Cyprus 1974 – Preventing a genocide

Much has been said about the Turkish intervention in Cyprus in 1974. Many Greek lobby groups have portrayed the Turkish Army as some sort of bloodthirsty invading force. The truth, as is spelled out in the article, below, is that Greek nationalists had for years been running a campaign of terror, violence, and discrimination, aimed at “ethnically cleansing” the previously peaceful island of its Turkish population.

Turks had been living in Cyprus for 500 years and had mostly lived in complete peace and harmony with their Greek neighbours. Fascist sentiment would not allow this, and, had it not been for the timely arrival of the Turkish Army, we would have witnessed one of the century’s most devastating acts of genocide – the annihilation of any non-Greek (ie Turkish) element in Cyprus.
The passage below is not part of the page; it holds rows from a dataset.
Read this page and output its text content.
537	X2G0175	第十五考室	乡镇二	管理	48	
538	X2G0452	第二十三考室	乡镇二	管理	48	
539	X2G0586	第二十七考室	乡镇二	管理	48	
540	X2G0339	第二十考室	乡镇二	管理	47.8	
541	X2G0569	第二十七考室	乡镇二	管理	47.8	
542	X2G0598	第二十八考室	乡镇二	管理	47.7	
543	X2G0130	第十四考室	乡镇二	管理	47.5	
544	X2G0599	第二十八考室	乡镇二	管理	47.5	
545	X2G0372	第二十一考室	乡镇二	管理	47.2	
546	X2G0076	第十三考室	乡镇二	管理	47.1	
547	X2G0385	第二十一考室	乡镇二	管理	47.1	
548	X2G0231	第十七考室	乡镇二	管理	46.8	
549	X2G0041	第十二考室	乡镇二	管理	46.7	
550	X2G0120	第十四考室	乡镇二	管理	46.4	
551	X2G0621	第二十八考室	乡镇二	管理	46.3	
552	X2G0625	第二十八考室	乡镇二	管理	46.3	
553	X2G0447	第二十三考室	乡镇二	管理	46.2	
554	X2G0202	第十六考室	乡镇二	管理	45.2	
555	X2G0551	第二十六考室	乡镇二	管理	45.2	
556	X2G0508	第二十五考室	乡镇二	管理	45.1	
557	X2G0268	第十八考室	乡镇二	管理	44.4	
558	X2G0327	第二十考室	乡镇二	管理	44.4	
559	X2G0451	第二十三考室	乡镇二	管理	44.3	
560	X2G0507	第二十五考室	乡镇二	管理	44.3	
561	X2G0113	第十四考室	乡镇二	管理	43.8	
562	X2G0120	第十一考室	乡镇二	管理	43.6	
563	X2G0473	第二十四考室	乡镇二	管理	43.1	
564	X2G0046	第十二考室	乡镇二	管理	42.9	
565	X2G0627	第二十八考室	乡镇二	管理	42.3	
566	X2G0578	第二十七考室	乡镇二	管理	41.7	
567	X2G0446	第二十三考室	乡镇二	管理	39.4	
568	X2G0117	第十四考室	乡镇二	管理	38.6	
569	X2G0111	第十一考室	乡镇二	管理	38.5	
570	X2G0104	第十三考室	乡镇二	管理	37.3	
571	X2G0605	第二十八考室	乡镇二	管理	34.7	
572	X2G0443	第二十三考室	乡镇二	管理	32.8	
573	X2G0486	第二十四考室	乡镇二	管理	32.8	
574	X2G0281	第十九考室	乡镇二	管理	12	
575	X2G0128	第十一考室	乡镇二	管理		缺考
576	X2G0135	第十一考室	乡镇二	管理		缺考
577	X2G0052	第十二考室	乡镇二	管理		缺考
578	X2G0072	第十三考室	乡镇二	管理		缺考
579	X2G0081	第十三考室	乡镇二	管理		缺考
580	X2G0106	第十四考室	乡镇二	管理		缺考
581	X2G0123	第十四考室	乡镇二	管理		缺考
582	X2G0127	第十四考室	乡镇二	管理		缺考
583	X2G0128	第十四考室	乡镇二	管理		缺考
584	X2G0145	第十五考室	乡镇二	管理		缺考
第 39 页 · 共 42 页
You don’t have to take our word for it, read what the Greek Cypriot political and military leaders were saying for themselves.

The plan to annihilate the Turkish population was no secret. Yet today, lobby groups bend over backwards to try to condemn Turkish Cypriots as somehow responsible. We are thankful that the Republic of Turkey was willing to step in to prevent the planned massacres, and we hope that saner voices on the Greek side will prevail, allowing Cyprus to once again unite, as a Federation, guaranteeing the existence of Cyprus as an independent nation, with equal rights for ethnic groups.

The Turkish North has repeatedly voted to reconcile, and become one nation. It is the Greek South, post acceptence into the EU that has rejected the proposals. These facts, and others, are summarised in the following piece, actually a set of written submissions to strike out an action on this issue in a US Court Case.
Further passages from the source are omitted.